A mother. With a child the same age as Patsy.
"Send her in."
"Mistress, it's not proper for—"
"Send. Her. In."
Sally's mouth pressed into a thin line, but she nodded and withdrew.
A moment later, the door opened again.
The woman who entered was young—early twenties, dark-skinned, wearing the rough homespun of a field worker. Her face was streaked with tears, and in her arms she clutched a small child who was crying softly.
"Mistress." Ruth fell to her knees just inside the doorway, the child still pressed against her chest. "Please, Mistress, I'm begging you—"
"Stand up." Amara crossed the room and helped the woman to her feet. "Tell me what's wrong."
Ruth's eyes were wide with terror. "It's Mr. Grimes, Mistress. He says—he says he's going to sell my Bess. He says she's going to the auction in Williamsburg next week. Please, Mistress, please don't let him take my baby—"
The child in her arms—Bess—looked up at Amara with huge, frightened eyes.
Two years old. The same age as Patsy. And Grimes wants to sell her.
Something cold and hard settled in Amara's chest.
"Where is Grimes now?"
"In his quarters, Mistress. He told me tonight. He said—he said I should say goodbye to her because she'd be gone by Sunday—"
"He won't touch her."
Ruth's voice broke. "Mistress?"
"He won't touch her," Amara repeated. The words came out steady, certain, edged with a fury she barely recognized. "Bess isn't going anywhere. Do you understand me? She's staying here, with you."
Ruth stared at her. The hope on her face was almost unbearable—because hope, for people in her position, was the most dangerous thing of all.
"I need to speak with Mr. Grimes," Amara said. "Tonight. Sally—"
The older woman was hovering in the doorway, her expression unreadable.
"—have someone fetch Mr. Grimes. Tell him I require his presence immediately."
"Mistress, it's late—"
"I don't care what time it is. Get him. Now."
Sally disappeared.
Amara turned back to Ruth, who was still clutching Bess like the child might vanish at any moment.
"Listen to me," Amara said, keeping her voice low and firm. "I don't know what's going to happen when Grimes gets here. But I promise you—I promise you—your daughter is not leaving this plantation. Whatever I have to do to make that true, I'll do it. Do you believe me?"
Ruth's tears spilled over. "Why?" she whispered. "Why would you—"
Because I have a mother who would have burned the world down for me. Because there are two little children in this house who deserve to grow up with their families intact. Because I am trapped in this nightmare and the only way I can live with myself is by fighting it, even if the fight is impossible.
"Because some things are wrong," Amara said. "And this is one of them."
Footsteps in the hallway. Heavy.
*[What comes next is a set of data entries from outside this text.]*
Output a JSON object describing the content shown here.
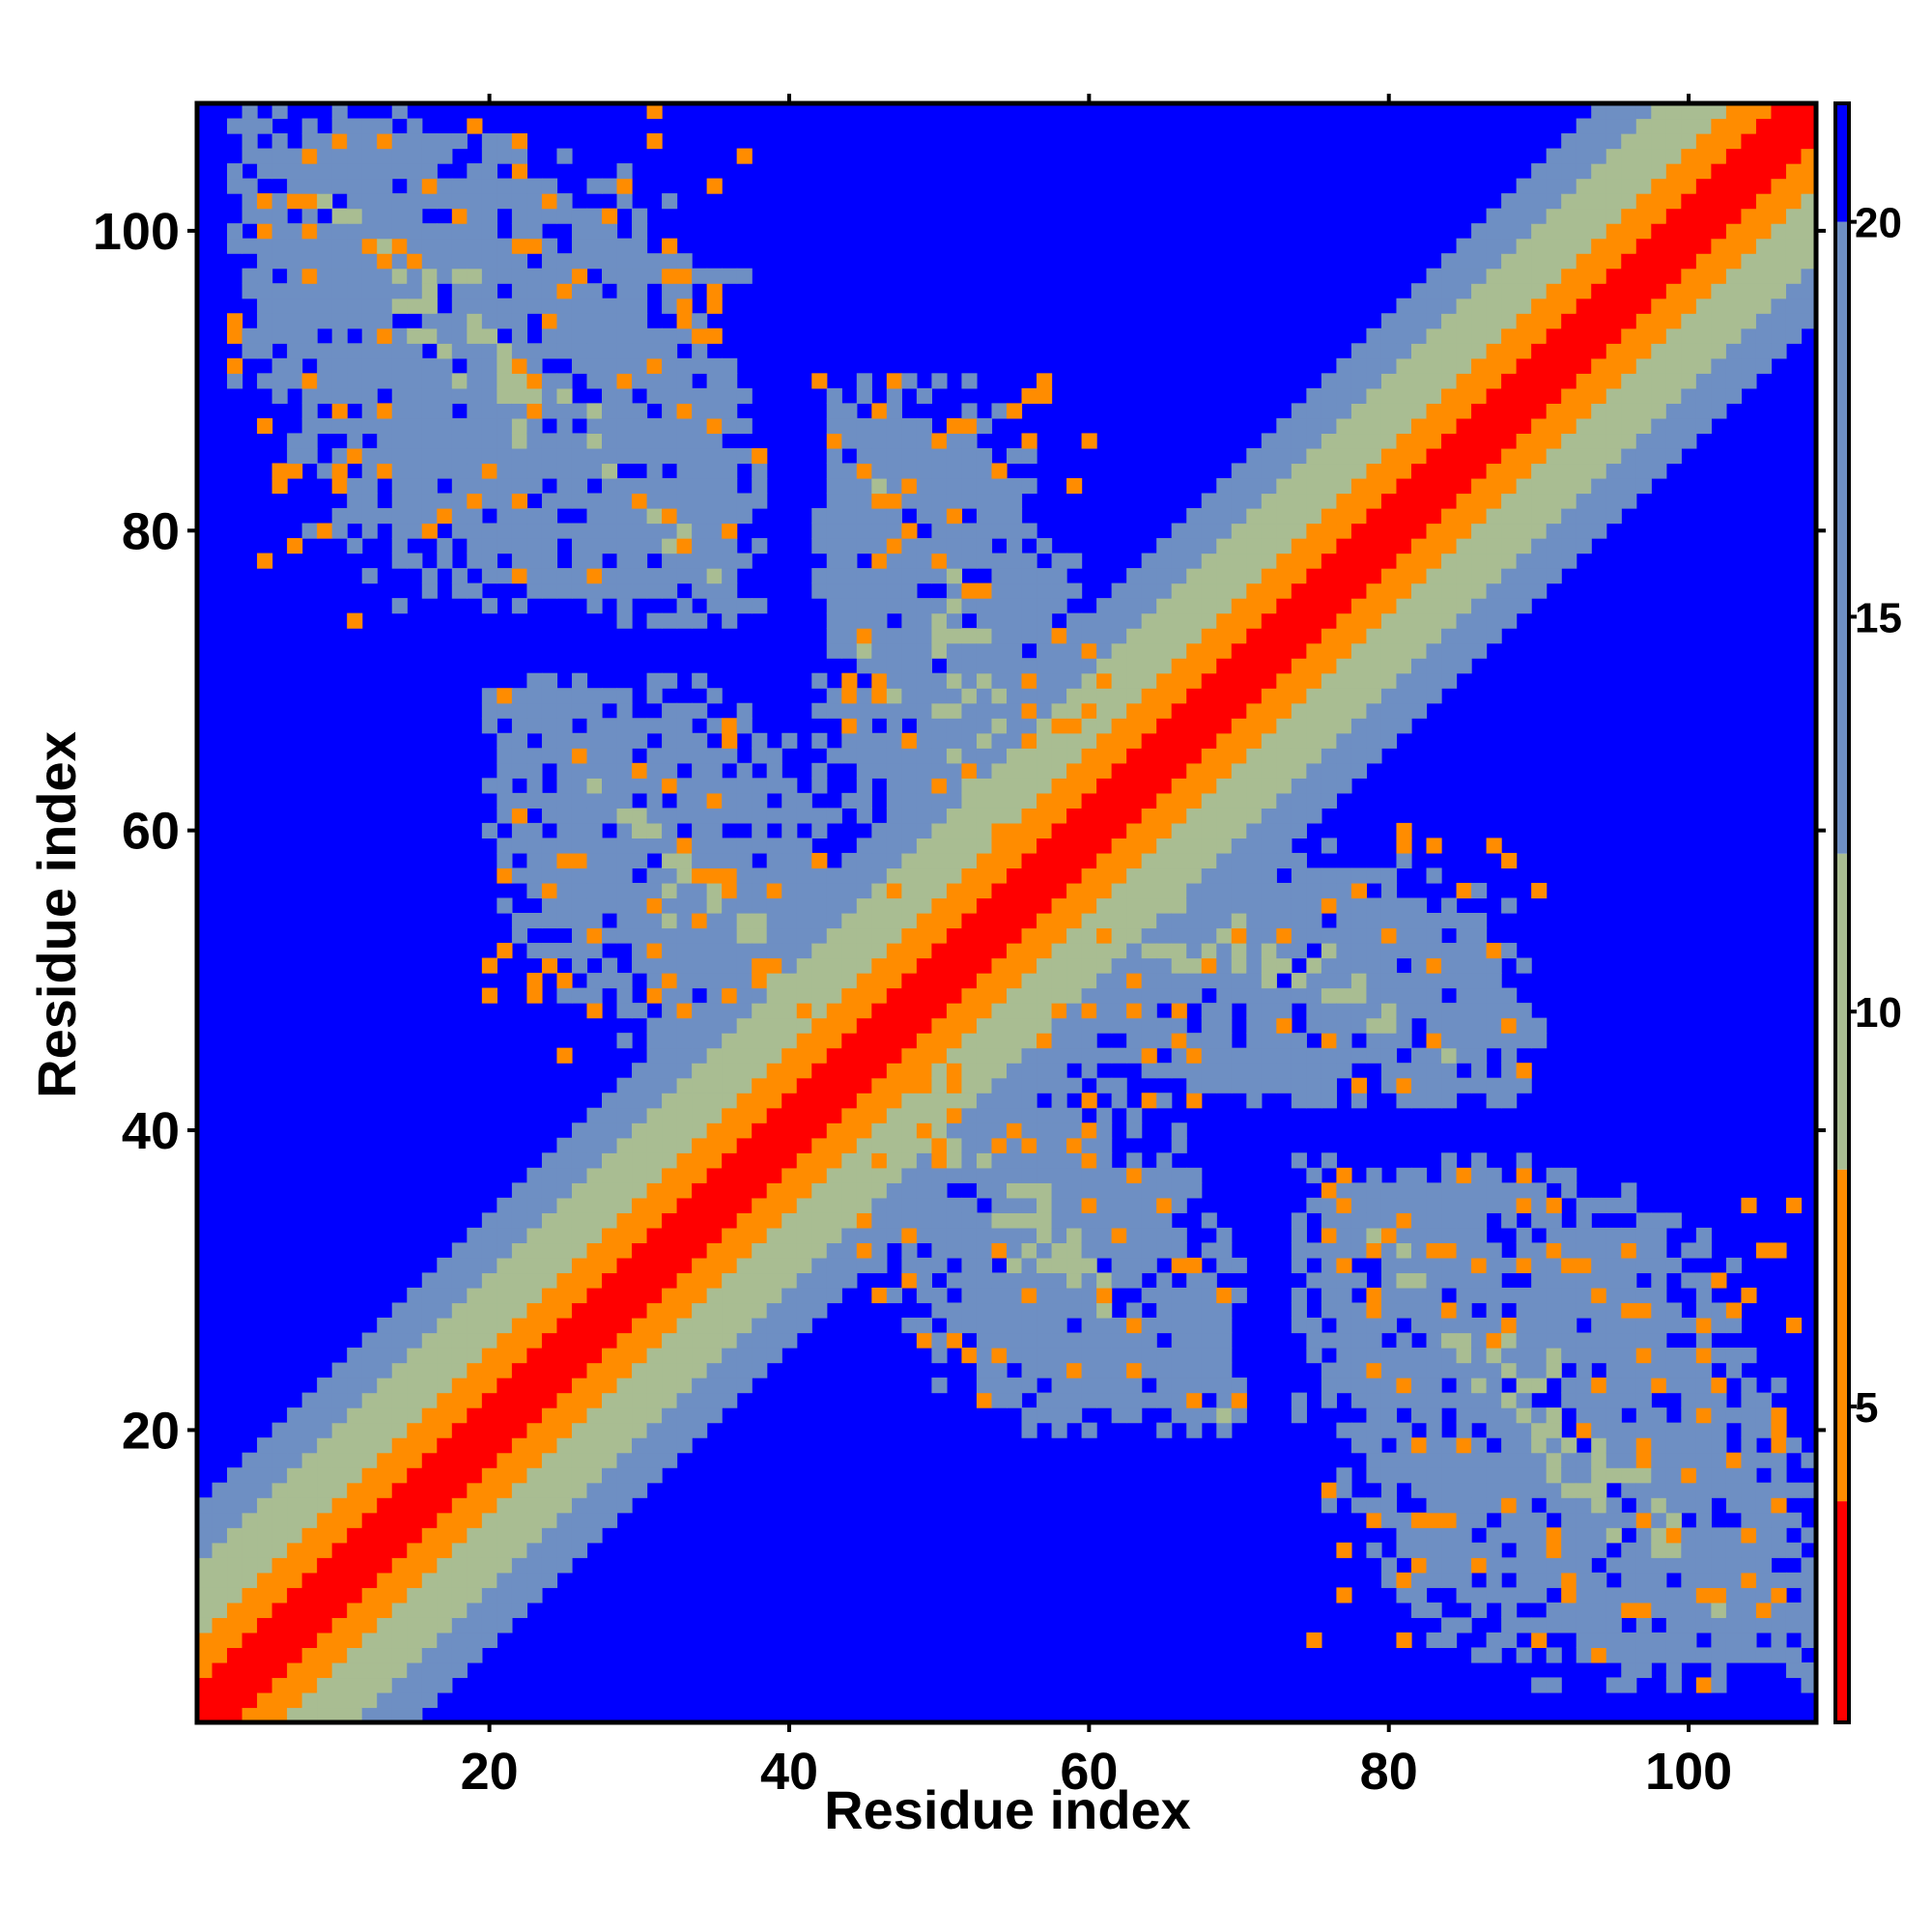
{
  "chart_data": {
    "type": "heatmap",
    "title": "",
    "xlabel": "Residue index",
    "ylabel": "Residue index",
    "xlim": [
      0.5,
      108.5
    ],
    "ylim": [
      0.5,
      108.5
    ],
    "n_residues": 108,
    "x_ticks": [
      20,
      40,
      60,
      80,
      100
    ],
    "y_ticks": [
      20,
      40,
      60,
      80,
      100
    ],
    "grid": false,
    "symmetric": true,
    "colorbar": {
      "ticks": [
        5,
        10,
        15,
        20
      ],
      "range": [
        1,
        21.5
      ],
      "colors": [
        {
          "to": 3.8,
          "color": "#ff0000"
        },
        {
          "to": 8.0,
          "color": "#ff8c00"
        },
        {
          "to": 12.0,
          "color": "#a9bd92"
        },
        {
          "to": 20.0,
          "color": "#6e8fc3"
        },
        {
          "to": 21.5,
          "color": "#0000ff"
        }
      ]
    },
    "diagonal_band_widths": {
      "contact": 2,
      "close": 5,
      "mid": 10,
      "far": 14
    },
    "contact_clusters": [
      {
        "x": [
          3,
          38
        ],
        "y": [
          74,
          108
        ],
        "description": "antiparallel contacts residues 3-38 with 74-108"
      },
      {
        "x": [
          42,
          62
        ],
        "y": [
          55,
          75
        ],
        "description": "contacts residues 42-62 with 55-75"
      },
      {
        "x": [
          55,
          90
        ],
        "y": [
          42,
          60
        ],
        "description": "contacts residues 55-90 with 42-60"
      },
      {
        "x": [
          20,
          45
        ],
        "y": [
          45,
          70
        ],
        "description": "contacts residues 20-45 with 45-70"
      }
    ]
  }
}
Male.
Grimes appeared in the doorway, his face flushed with irritation and something that might have been drink. His eyes swept over the scene—Ruth with her child, Amara standing protectively beside them—and his expression shifted.
"Mistress Custis. You summoned me?"
Amara stepped forward.
"We need to talk about Ruth's daughter. And about what authority you think you have in this household."
The temperature in the room seemed to drop.
Grimes's eyes narrowed.
"I see," he said slowly. "So that's how it's going to be."